Variables liées aux lignes d’assignation – cliquez, sautez. Morceaux de sortie mappés à la source. Cliquez sur “grandTotal” : 336.20 dans le JSON – zap à la ligne de calcul. XML ? JSON ? Texte plat ? Nickel. Pas besoin de debug crade.
Panneaux qui se replient, redimensionnables. Propre.
Est-ce que ça matche vraiment la production Azure Logic Apps ?
Réponse courte : Putain de près.
C’est la partie critique : il utilise le même moteur exact – pas une simulation. Pas une implémentation compatible. Le même package NuGet, la même version, les mêmes filtres en sentence-case, le même comportement d’encapsulation de contenu, les mêmes bizarreries de division entière.
C’est tiré des docs. Revendication audacieuse. Mais ouais – sous-processus .NET long, compilé à la demande, NDJSON pour la concurrence. Gère les quatre saveurs de sortie de Logic Apps : JSON plat, XML, n’importe quoi.
Sceptique ? Moi aussi. L’écosystème Microsoft adore les pièges – Liquid Shopify vs DotLiquid en tête d’affiche. Mais ça contourne. Local == moteur prod. Moins de déploiements. Moins de choc à la facture.
Mon avis bien senti, non mentionné dans l’original : Ça rappelle l’ère inspector de Node. Avant les années 2010 pour le debug JS ? Console.logs et prières. Puis Inspector est arrivé – béatitude du pas-à-pas. Les devs Liquid vivaient à l’âge de pierre. Ça les traîne en 2024. Prono audacieux : Attendez une explosion de migrants Shopify vers Logic Apps. Pourquoi se battre contre le lag cloud quand le local est instantané ?
Bluff corporate ? Aucun ici – c’est open-ish, pragmatique. Pas du hype. Victoire rare.

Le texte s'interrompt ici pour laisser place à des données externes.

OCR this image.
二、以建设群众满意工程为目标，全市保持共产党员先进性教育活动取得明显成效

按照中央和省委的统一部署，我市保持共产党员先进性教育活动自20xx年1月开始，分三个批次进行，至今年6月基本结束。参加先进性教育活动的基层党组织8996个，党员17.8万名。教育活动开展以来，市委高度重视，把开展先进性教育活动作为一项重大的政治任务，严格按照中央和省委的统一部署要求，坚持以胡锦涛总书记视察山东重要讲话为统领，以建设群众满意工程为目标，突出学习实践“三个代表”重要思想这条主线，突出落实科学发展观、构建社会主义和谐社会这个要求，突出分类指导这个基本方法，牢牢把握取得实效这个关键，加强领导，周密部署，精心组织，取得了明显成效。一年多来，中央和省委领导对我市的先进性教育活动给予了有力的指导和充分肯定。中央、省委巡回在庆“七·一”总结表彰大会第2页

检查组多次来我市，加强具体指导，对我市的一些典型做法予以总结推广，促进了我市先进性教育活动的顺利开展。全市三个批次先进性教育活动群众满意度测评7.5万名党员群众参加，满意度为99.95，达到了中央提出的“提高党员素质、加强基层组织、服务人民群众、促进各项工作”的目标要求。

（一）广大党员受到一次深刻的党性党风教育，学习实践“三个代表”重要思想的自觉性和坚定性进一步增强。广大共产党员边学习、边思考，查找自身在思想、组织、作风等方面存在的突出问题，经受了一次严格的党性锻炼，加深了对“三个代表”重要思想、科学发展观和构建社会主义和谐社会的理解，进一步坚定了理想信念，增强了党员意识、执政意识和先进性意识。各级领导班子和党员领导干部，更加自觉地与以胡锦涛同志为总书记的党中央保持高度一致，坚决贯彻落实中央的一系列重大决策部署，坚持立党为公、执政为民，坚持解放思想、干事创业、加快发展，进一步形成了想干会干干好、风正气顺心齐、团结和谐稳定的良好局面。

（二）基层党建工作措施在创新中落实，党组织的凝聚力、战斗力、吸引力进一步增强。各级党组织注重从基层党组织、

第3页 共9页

Le vrai virage de workflow
Ancienne méthode : Tweaker le template. Exécution Logic App. 30 s+ d’attente. Autopsie de l’historique. Maudit les filtres.

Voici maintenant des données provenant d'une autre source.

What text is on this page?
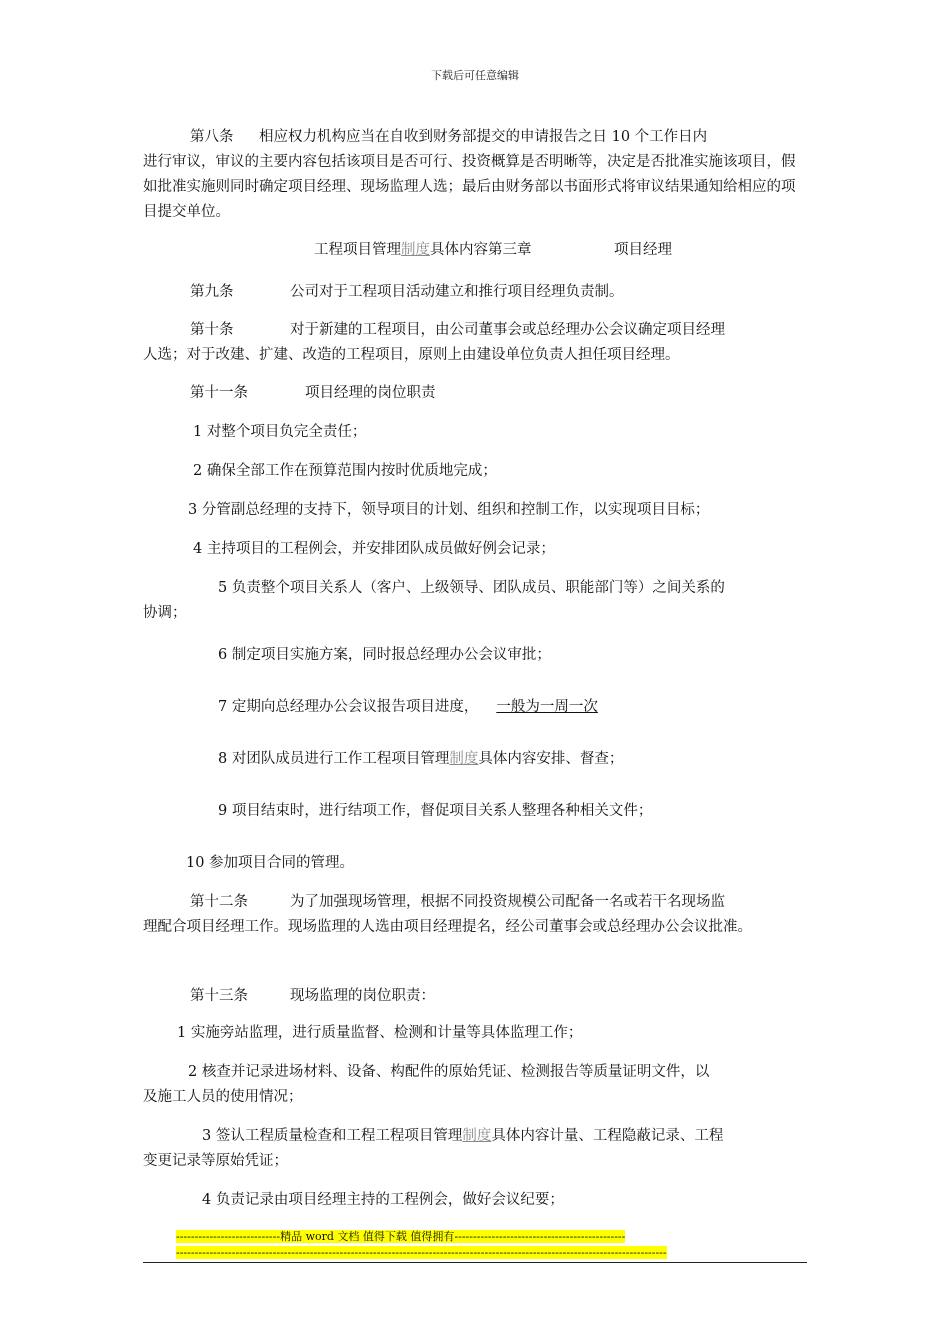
下载后可任意编辑
第八条 相应权力机构应当在自收到财务部提交的申请报告之日 10 个工作日内
进行审议，审议的主要内容包括该项目是否可行、投资概算是否明晰等，决定是否批准实施该项目，假如批准实施则同时确定项目经理、现场监理人选；最后由财务部以书面形式将审议结果通知给相应的项目提交单位。
工程项目管理制度具体内容第三章	项目经理
第九条	公司对于工程项目活动建立和推行项目经理负责制。
第十条	对于新建的工程项目，由公司董事会或总经理办公会议确定项目经理
人选；对于改建、扩建、改造的工程项目，原则上由建设单位负责人担任项目经理。
第十一条	项目经理的岗位职责
1 对整个项目负完全责任；
2 确保全部工作在预算范围内按时优质地完成；
3 分管副总经理的支持下，领导项目的计划、组织和控制工作，以实现项目目标；
4 主持项目的工程例会，并安排团队成员做好例会记录；
5 负责整个项目关系人（客户、上级领导、团队成员、职能部门等）之间关系的
协调；
6 制定项目实施方案，同时报总经理办公会议审批；
7 定期向总经理办公会议报告项目进度， 一般为一周一次
8 对团队成员进行工作工程项目管理制度具体内容安排、督查；
9 项目结束时，进行结项工作，督促项目关系人整理各种相关文件；
10 参加项目合同的管理。
第十二条	为了加强现场管理，根据不同投资规模公司配备一名或若干名现场监
理配合项目经理工作。现场监理的人选由项目经理提名，经公司董事会或总经理办公会议批准。
第十三条	现场监理的岗位职责：
1 实施旁站监理，进行质量监督、检测和计量等具体监理工作；
2 核查并记录进场材料、设备、构配件的原始凭证、检测报告等质量证明文件，以
及施工人员的使用情况；
3 签认工程质量检查和工程工程项目管理制度具体内容计量、工程隐蔽记录、工程
变更记录等原始凭证；
4 负责记录由项目经理主持的工程例会，做好会议纪要；
----------------------------精品 word 文档 值得下载 值得拥有----------------------------------------------
------------------------------------------------------------------------------------------------------------------------------------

Nouvelle : Éditer .liquid. Voir le rendu live. Debug pas à pas. Corriger la chaîne. Fini.
Transformations B2B – commandes de vente vers factures – s’épanouissent là-dessus. Erreurs coûteuses ? Évaporées.
Bizzareries ? Compilation de chauffe. Mac Cmd+Shift+L. Mineur.
Tableaux ? Boucles qui brillent – pas à pas par itération, vars mises à jour live. Pas de boîte noire.
Mangling de chaînes ? Truncate qui foire ? Tracez-le.
Bombe maths – surprises Modulo, Floor vs Round ? Exposées.
Utilisateurs Logic Apps : Installez maintenant. Marketplace VS Code, cherchez “DotLiquid Debugger”. Gratuit. Zéro excuse.
Mais bon – ça attrape tout ? Nan. Quirks de contexte runtime (filtres custom ? Nope), mais 90 % des galères ? Clouées.
Et l’éditeur inline de Logic Apps ? Pourri pour les templates complexes. Ça ? Pro.
Petite digression : Ça me rappelle l’enfer debug Terraform des débuts. Des outils comme ça font mûrir les écosystèmes. Microsoft, prenez note – intégrez-le.
Pourquoi les devs l’ignorent à leurs risques et périls
Goulot d’étranglement écrasé.
Surprises prod taillées.
Hacks debug obsolètes.
Si vous bricolez du Liquid Logic Apps – arrêtez de souffrir.
Ce n’est pas du vent. C’est une chirurgie sur votre workflow.
Humour sec mis à part : Enfin, un outil qui ne donne pas envie de balancer son laptop par la fenêtre.
🧬 Analyses connexes
- Lisez la suite : Cloudflare’s Programmable Flow Protection: Customers Finally Script Their Own DDoS Defenses
- Lisez la suite : Kubernetes Devs Get Zero-Code LLM Observability — toil drops, costs plummet
Questions fréquentes
Qu’est-ce que le débogueur DotLiquid pour VS Code ?
Extension VS Code pour déboguer localement les templates DotLiquid en utilisant le moteur exact de Logic Apps Standard d’Azure. Aperçus instantanés, debug pas à pas.
Comment déboguer des templates DotLiquid dans VS Code ?
Installez l’extension, ouvrez un fichier .liquid, Ctrl+Shift+L (Cmd sur Mac). Ajoutez un .liquid.json pour les données, lancez Debug pour les étapes.
Le débogueur DotLiquid fonctionne-t-il avec Logic Apps ?
Oui – matche DotLiquid 2.0.361 à la perfection. Filtres, bizzareries, sorties alignés pour moins d’échecs en prod.